In the 2023 IMD World Competitiveness Ranking, Kazakhstan placed 37th with a score of 66.11 points, climbing 6 positions from 2022. This study evaluates factors such as Economic Performance, Government Efficiency, Business Efficiency, and Infrastructure.

In the Social Progress Index, Kazakhstan ranked 63rd out of 170 countries, surpassing Russia (76th), Uzbekistan (81st), Kyrgyzstan (86th), Azerbaijan (99th), Turkmenistan (104th), and Tajikistan (116th).

In the World Happiness Report 2024, Kazakhstan took 49th position out of 143 countries. The rating assessed the quality of life of the population by various criteria (GDP, life expectancy, level of corruption, etc.).

In the 2024 Global Soft Power Index, Kazakhstan was ranked 80th out of 193 countries, leading among Central Asian states according to this barometer.

According to the fDi Intelligence ranking of the best markets for investment in emerging markets in 2024, Kazakhstan took 6th place in terms of the dynamics of attracting foreign direct investment.

According to the international ranking in the field of sustainable development ESG Index 2022, Kazakhstan ranked 53rd out of 183 countries (1st place among Central Asian countries).

Kazakhstan ranked 32nd out of 113 countries (1st place among CIS countries) in the Global Food Security Index 2022. The index assesses food security in countries on four parameters: availability, assortment, quality and adaptation.

In the UN Global E-Government Development Index, Kazakhstan ranks 28th for the development of e-government, the highest position among landlocked developing countries. The UN experts assess the development of electronic services, human capital, and telecommunications infrastructure when compiling this rating.

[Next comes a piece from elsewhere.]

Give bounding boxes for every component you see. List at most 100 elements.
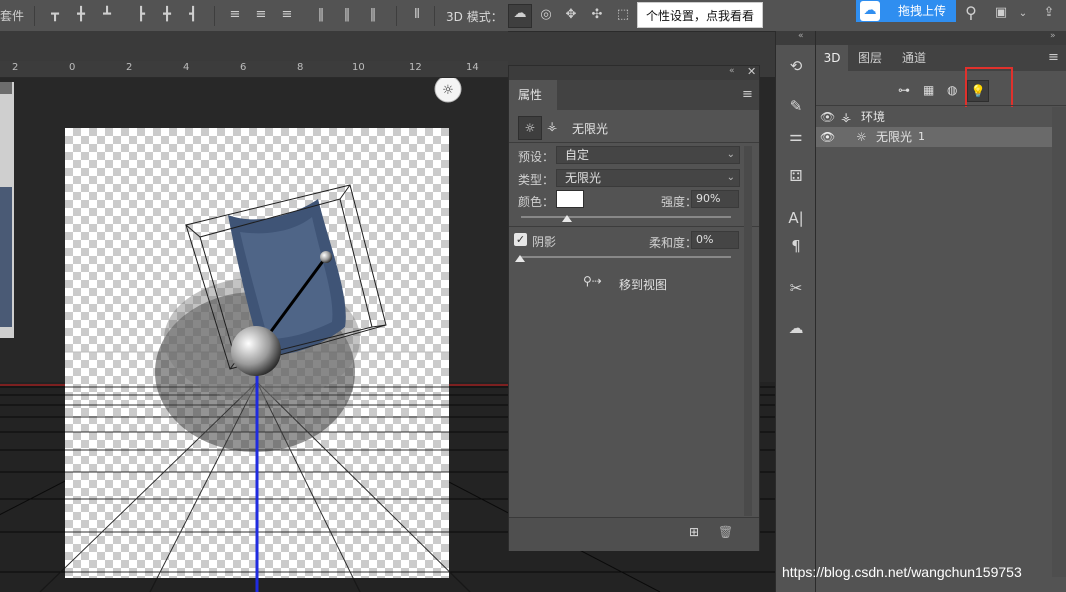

At the end of 2023, Kazakhstan ranked 54th out of 76 countries (1st place among CIS countries) in the Green Future Index 2023. This rating takes into account the progress of countries in transitioning their economies to green technologies in various spheres.

In the 2024 Global Firepower ranking, Kazakhstan took 58th place out of 145 states in terms of military power, an improvement of 5 positions from 2023. Following Kazakhstan are Azerbaijan (59th), Belarus (64th), Uzbekistan (65th), Turkmenistan (83rd), Kyrgyzstan (100th), Armenia (102nd), and Tajikistan (107th).

In the 2024 Henley & Partners International Passport Index, Kazakhstan advanced to 68th place (from 73rd in 2022), attributed to an increase in the number of countries that allow visa-free entry for its citizens.

In the Passport Index by Arton Capital, Kazakhstan is ranked 53rd in 2024, improving from 56th in 2023.